Maruti Suzuki's new facility faces short delay; 2025-26 production kick-off

Toyota's Bid to Badge Engineer Jimny and Swift Faces Rejection from Maruti Suzuki

Toyota’s Bid to Badge Engineer Jimny and Swift Faces Rejection from Maruti Suzuki

Maruti Suzuki has firmly rejected Toyota’s proposal to badge engineer two of its iconic models, the Jimny and Swift, citing their integral role in the brand’s identity.
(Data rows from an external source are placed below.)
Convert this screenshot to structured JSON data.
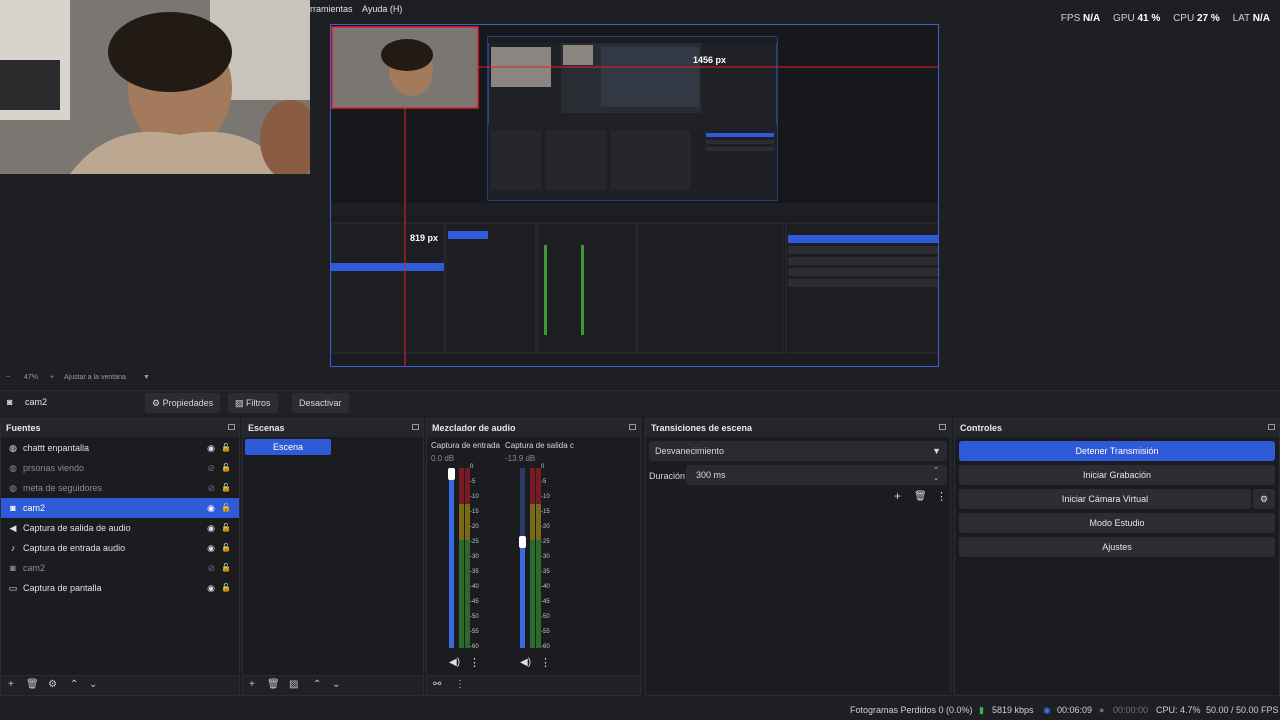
{
  "menu": {
    "items": [
      "rramientas",
      "Ayuda (H)"
    ]
  },
  "stats": {
    "fps_label": "FPS",
    "fps_value": "N/A",
    "gpu_label": "GPU",
    "gpu_value": "41 %",
    "cpu_label": "CPU",
    "cpu_value": "27 %",
    "lat_label": "LAT",
    "lat_value": "N/A"
  },
  "preview": {
    "measure_h": "1456 px",
    "measure_v": "819 px"
  },
  "zoom": {
    "level": "47%",
    "fit_label": "Ajustar a la ventana"
  },
  "context_bar": {
    "source_name": "cam2",
    "properties_label": "Propiedades",
    "filters_label": "Filtros",
    "deactivate_label": "Desactivar"
  },
  "sources": {
    "title": "Fuentes",
    "items": [
      {
        "label": "chattt enpantalla",
        "icon": "globe-icon",
        "visible": true,
        "selected": false
      },
      {
        "label": "prsonas viendo",
        "icon": "globe-icon",
        "visible": false,
        "selected": false
      },
      {
        "label": "meta de seguidores",
        "icon": "globe-icon",
        "visible": false,
        "selected": false
      },
      {
        "label": "cam2",
        "icon": "camera-icon",
        "visible": true,
        "selected": true
      },
      {
        "label": "Captura de salida de audio",
        "icon": "speaker-icon",
        "visible": true,
        "selected": false
      },
      {
        "label": "Captura de entrada audio",
        "icon": "microphone-icon",
        "visible": true,
        "selected": false
      },
      {
        "label": "cam2",
        "icon": "camera-icon",
        "visible": false,
        "selected": false
      },
      {
        "label": "Captura de pantalla",
        "icon": "monitor-icon",
        "visible": true,
        "selected": false
      }
    ]
  },
  "scenes": {
    "title": "Escenas",
    "items": [
      "Escena"
    ]
  },
  "mixer": {
    "title": "Mezclador de audio",
    "channels": [
      {
        "name": "Captura de entrada",
        "db": "0.0 dB",
        "fader": 1.0
      },
      {
        "name": "Captura de salida c",
        "db": "-13.9 dB",
        "fader": 0.62
      }
    ],
    "scale": [
      "0",
      "-5",
      "-10",
      "-15",
      "-20",
      "-25",
      "-30",
      "-35",
      "-40",
      "-45",
      "-50",
      "-55",
      "-60"
    ]
  },
  "transitions": {
    "title": "Transiciones de escena",
    "selected": "Desvanecimiento",
    "duration_label": "Duración",
    "duration_value": "300 ms"
  },
  "controls": {
    "title": "Controles",
    "buttons": [
      "Detener Transmisión",
      "Iniciar Grabación",
      "Iniciar Cámara Virtual",
      "Modo Estudio",
      "Ajustes"
    ]
  },
  "status": {
    "dropped": "Fotogramas Perdidos 0 (0.0%)",
    "bitrate": "5819 kbps",
    "stream_time": "00:06:09",
    "rec_time": "00:00:00",
    "cpu": "CPU: 4.7%",
    "fps": "50.00 / 50.00 FPS"
  },
  "colors": {
    "accent": "#2f5ad8",
    "guide_red": "#e0202a",
    "preview_border": "#3a60d8"
  }
}
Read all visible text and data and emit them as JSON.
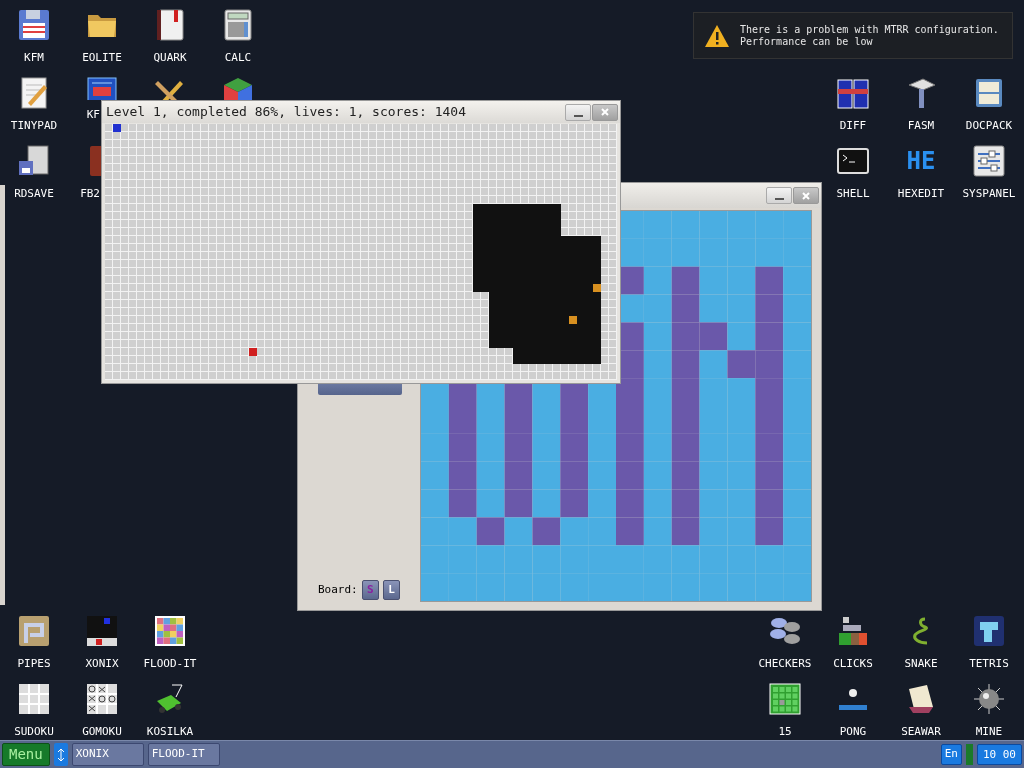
{
  "desktop": {
    "icon_groups": [
      {
        "icons": [
          {
            "label": "KFM",
            "kind": "floppy"
          },
          {
            "label": "EOLITE",
            "kind": "folder"
          },
          {
            "label": "QUARK",
            "kind": "notebook"
          },
          {
            "label": "CALC",
            "kind": "calculator"
          },
          {
            "label": "TINYPAD",
            "kind": "notepad"
          },
          {
            "label": "KF",
            "kind": "blueprint"
          },
          {
            "kind": "pencil"
          },
          {
            "kind": "cube"
          },
          {
            "label": "RDSAVE",
            "kind": "server"
          },
          {
            "label": "FB2",
            "kind": "redbook"
          }
        ]
      },
      {
        "icons": [
          {
            "label": "DIFF",
            "kind": "spreadsheet"
          },
          {
            "label": "FASM",
            "kind": "hammer"
          },
          {
            "label": "DOCPACK",
            "kind": "cabinet"
          },
          {
            "label": "SHELL",
            "kind": "terminal"
          },
          {
            "label": "HEXEDIT",
            "kind": "logo",
            "logo_text": "HE"
          },
          {
            "label": "SYSPANEL",
            "kind": "sliders"
          }
        ]
      },
      {
        "icons": [
          {
            "label": "PIPES",
            "kind": "pipes"
          },
          {
            "label": "XONIX",
            "kind": "xonix"
          },
          {
            "label": "FLOOD-IT",
            "kind": "mosaic"
          },
          {
            "label": "SUDOKU",
            "kind": "sudoku"
          },
          {
            "label": "GOMOKU",
            "kind": "gomoku"
          },
          {
            "label": "KOSILKA",
            "kind": "mower"
          }
        ]
      },
      {
        "icons": [
          {
            "label": "CHECKERS",
            "kind": "checkers"
          },
          {
            "label": "CLICKS",
            "kind": "blocks"
          },
          {
            "label": "SNAKE",
            "kind": "snake"
          },
          {
            "label": "TETRIS",
            "kind": "tetris"
          },
          {
            "label": "15",
            "kind": "fifteen"
          },
          {
            "label": "PONG",
            "kind": "pong"
          },
          {
            "label": "SEAWAR",
            "kind": "ship"
          },
          {
            "label": "MINE",
            "kind": "mine"
          }
        ]
      }
    ]
  },
  "notification": {
    "lines": [
      "There is a problem with MTRR configuration.",
      "Performance can be low"
    ]
  },
  "flood_window": {
    "board_label": "Board:",
    "board_sizes": [
      {
        "label": "S",
        "selected": true
      },
      {
        "label": "L",
        "selected": false
      }
    ]
  },
  "xonix_window": {
    "title": "Level 1, completed 86%, lives: 1, scores: 1404"
  },
  "taskbar": {
    "menu": "Menu",
    "tasks": [
      "XONIX",
      "FLOOD-IT"
    ],
    "language": "En",
    "clock": "10 00"
  }
}
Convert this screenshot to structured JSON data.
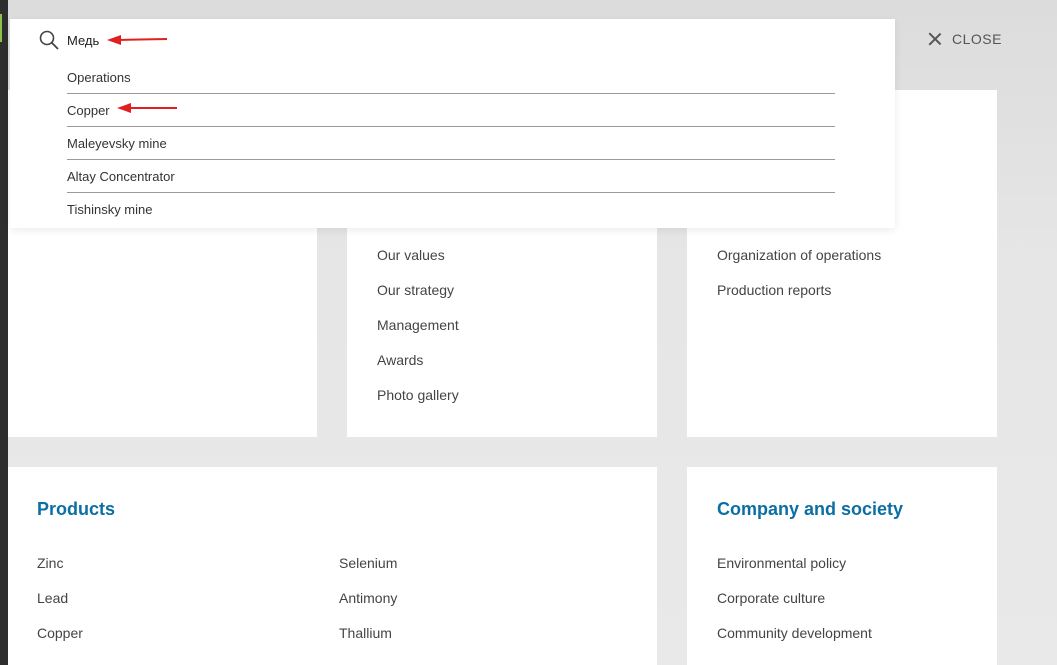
{
  "search": {
    "value": "Медь",
    "placeholder": "",
    "suggestions": [
      {
        "label": "Operations"
      },
      {
        "label": "Copper"
      },
      {
        "label": "Maleyevsky mine"
      },
      {
        "label": "Altay Concentrator"
      },
      {
        "label": "Tishinsky mine"
      }
    ]
  },
  "close": {
    "label": "CLOSE"
  },
  "about": {
    "links": [
      "Our values",
      "Our strategy",
      "Management",
      "Awards",
      "Photo gallery"
    ]
  },
  "operations": {
    "links": [
      "Organization of operations",
      "Production reports"
    ]
  },
  "products": {
    "title": "Products",
    "col1": [
      "Zinc",
      "Lead",
      "Copper"
    ],
    "col2": [
      "Selenium",
      "Antimony",
      "Thallium"
    ]
  },
  "company": {
    "title": "Company and society",
    "links": [
      "Environmental policy",
      "Corporate culture",
      "Community development"
    ]
  },
  "colors": {
    "heading": "#0b6fa4",
    "annotation_arrow": "#e02020"
  }
}
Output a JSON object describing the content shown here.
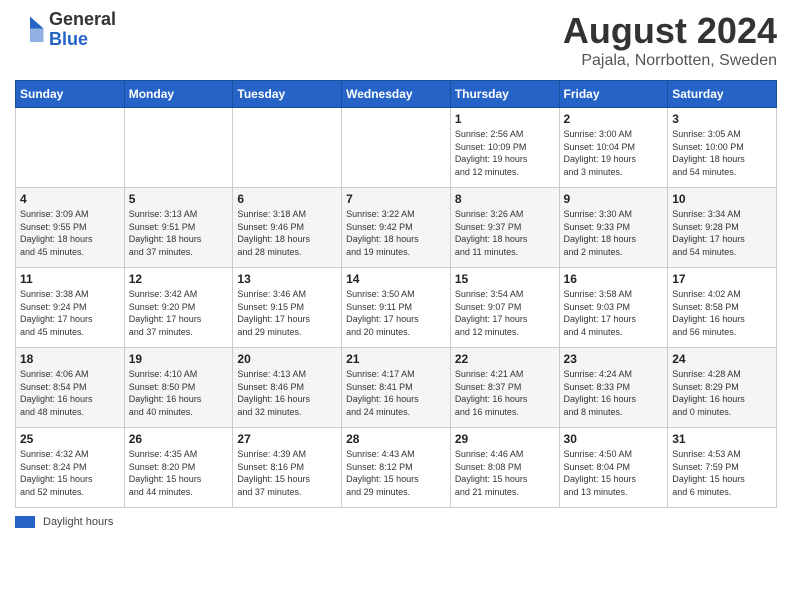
{
  "header": {
    "logo_general": "General",
    "logo_blue": "Blue",
    "month_title": "August 2024",
    "location": "Pajala, Norrbotten, Sweden"
  },
  "calendar": {
    "days_of_week": [
      "Sunday",
      "Monday",
      "Tuesday",
      "Wednesday",
      "Thursday",
      "Friday",
      "Saturday"
    ],
    "weeks": [
      [
        {
          "day": "",
          "info": ""
        },
        {
          "day": "",
          "info": ""
        },
        {
          "day": "",
          "info": ""
        },
        {
          "day": "",
          "info": ""
        },
        {
          "day": "1",
          "info": "Sunrise: 2:56 AM\nSunset: 10:09 PM\nDaylight: 19 hours\nand 12 minutes."
        },
        {
          "day": "2",
          "info": "Sunrise: 3:00 AM\nSunset: 10:04 PM\nDaylight: 19 hours\nand 3 minutes."
        },
        {
          "day": "3",
          "info": "Sunrise: 3:05 AM\nSunset: 10:00 PM\nDaylight: 18 hours\nand 54 minutes."
        }
      ],
      [
        {
          "day": "4",
          "info": "Sunrise: 3:09 AM\nSunset: 9:55 PM\nDaylight: 18 hours\nand 45 minutes."
        },
        {
          "day": "5",
          "info": "Sunrise: 3:13 AM\nSunset: 9:51 PM\nDaylight: 18 hours\nand 37 minutes."
        },
        {
          "day": "6",
          "info": "Sunrise: 3:18 AM\nSunset: 9:46 PM\nDaylight: 18 hours\nand 28 minutes."
        },
        {
          "day": "7",
          "info": "Sunrise: 3:22 AM\nSunset: 9:42 PM\nDaylight: 18 hours\nand 19 minutes."
        },
        {
          "day": "8",
          "info": "Sunrise: 3:26 AM\nSunset: 9:37 PM\nDaylight: 18 hours\nand 11 minutes."
        },
        {
          "day": "9",
          "info": "Sunrise: 3:30 AM\nSunset: 9:33 PM\nDaylight: 18 hours\nand 2 minutes."
        },
        {
          "day": "10",
          "info": "Sunrise: 3:34 AM\nSunset: 9:28 PM\nDaylight: 17 hours\nand 54 minutes."
        }
      ],
      [
        {
          "day": "11",
          "info": "Sunrise: 3:38 AM\nSunset: 9:24 PM\nDaylight: 17 hours\nand 45 minutes."
        },
        {
          "day": "12",
          "info": "Sunrise: 3:42 AM\nSunset: 9:20 PM\nDaylight: 17 hours\nand 37 minutes."
        },
        {
          "day": "13",
          "info": "Sunrise: 3:46 AM\nSunset: 9:15 PM\nDaylight: 17 hours\nand 29 minutes."
        },
        {
          "day": "14",
          "info": "Sunrise: 3:50 AM\nSunset: 9:11 PM\nDaylight: 17 hours\nand 20 minutes."
        },
        {
          "day": "15",
          "info": "Sunrise: 3:54 AM\nSunset: 9:07 PM\nDaylight: 17 hours\nand 12 minutes."
        },
        {
          "day": "16",
          "info": "Sunrise: 3:58 AM\nSunset: 9:03 PM\nDaylight: 17 hours\nand 4 minutes."
        },
        {
          "day": "17",
          "info": "Sunrise: 4:02 AM\nSunset: 8:58 PM\nDaylight: 16 hours\nand 56 minutes."
        }
      ],
      [
        {
          "day": "18",
          "info": "Sunrise: 4:06 AM\nSunset: 8:54 PM\nDaylight: 16 hours\nand 48 minutes."
        },
        {
          "day": "19",
          "info": "Sunrise: 4:10 AM\nSunset: 8:50 PM\nDaylight: 16 hours\nand 40 minutes."
        },
        {
          "day": "20",
          "info": "Sunrise: 4:13 AM\nSunset: 8:46 PM\nDaylight: 16 hours\nand 32 minutes."
        },
        {
          "day": "21",
          "info": "Sunrise: 4:17 AM\nSunset: 8:41 PM\nDaylight: 16 hours\nand 24 minutes."
        },
        {
          "day": "22",
          "info": "Sunrise: 4:21 AM\nSunset: 8:37 PM\nDaylight: 16 hours\nand 16 minutes."
        },
        {
          "day": "23",
          "info": "Sunrise: 4:24 AM\nSunset: 8:33 PM\nDaylight: 16 hours\nand 8 minutes."
        },
        {
          "day": "24",
          "info": "Sunrise: 4:28 AM\nSunset: 8:29 PM\nDaylight: 16 hours\nand 0 minutes."
        }
      ],
      [
        {
          "day": "25",
          "info": "Sunrise: 4:32 AM\nSunset: 8:24 PM\nDaylight: 15 hours\nand 52 minutes."
        },
        {
          "day": "26",
          "info": "Sunrise: 4:35 AM\nSunset: 8:20 PM\nDaylight: 15 hours\nand 44 minutes."
        },
        {
          "day": "27",
          "info": "Sunrise: 4:39 AM\nSunset: 8:16 PM\nDaylight: 15 hours\nand 37 minutes."
        },
        {
          "day": "28",
          "info": "Sunrise: 4:43 AM\nSunset: 8:12 PM\nDaylight: 15 hours\nand 29 minutes."
        },
        {
          "day": "29",
          "info": "Sunrise: 4:46 AM\nSunset: 8:08 PM\nDaylight: 15 hours\nand 21 minutes."
        },
        {
          "day": "30",
          "info": "Sunrise: 4:50 AM\nSunset: 8:04 PM\nDaylight: 15 hours\nand 13 minutes."
        },
        {
          "day": "31",
          "info": "Sunrise: 4:53 AM\nSunset: 7:59 PM\nDaylight: 15 hours\nand 6 minutes."
        }
      ]
    ]
  },
  "legend": {
    "label": "Daylight hours"
  }
}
While the two automakers have previously collaborated successfully on models like the Baleno and Glanza, Ertiga and Rumion, and Grand Vitara and Urban Cruiser Hyryder, Maruti Suzuki is adamant about retaining exclusivity for the Jimny and Swift.

Toyota had expressed a keen interest in creating its versions of the popular Jimny and Swift, envisioning a Toyota-badged Jimny as an affordable 4×4 alternative to the relatively expensive Fortuner. Despite a recent decline in Jimny sales, Maruti Suzuki remains committed to preserving the iconic status of these models, emphasizing that core brand identity models are not meant for sharing.

The Swift, a consistent best-seller for Maruti Suzuki, averages over 17,100 units sold monthly. Toyota, having only retailed Maruti Suzuki’s premium Nexa products under its own brand, saw potential for significant sales growth by introducing a Toyota-badged Swift. The Glanza and Rumion, both badge-engineered Maruti models, currently contribute 25 percent to Toyota’s total monthly sales.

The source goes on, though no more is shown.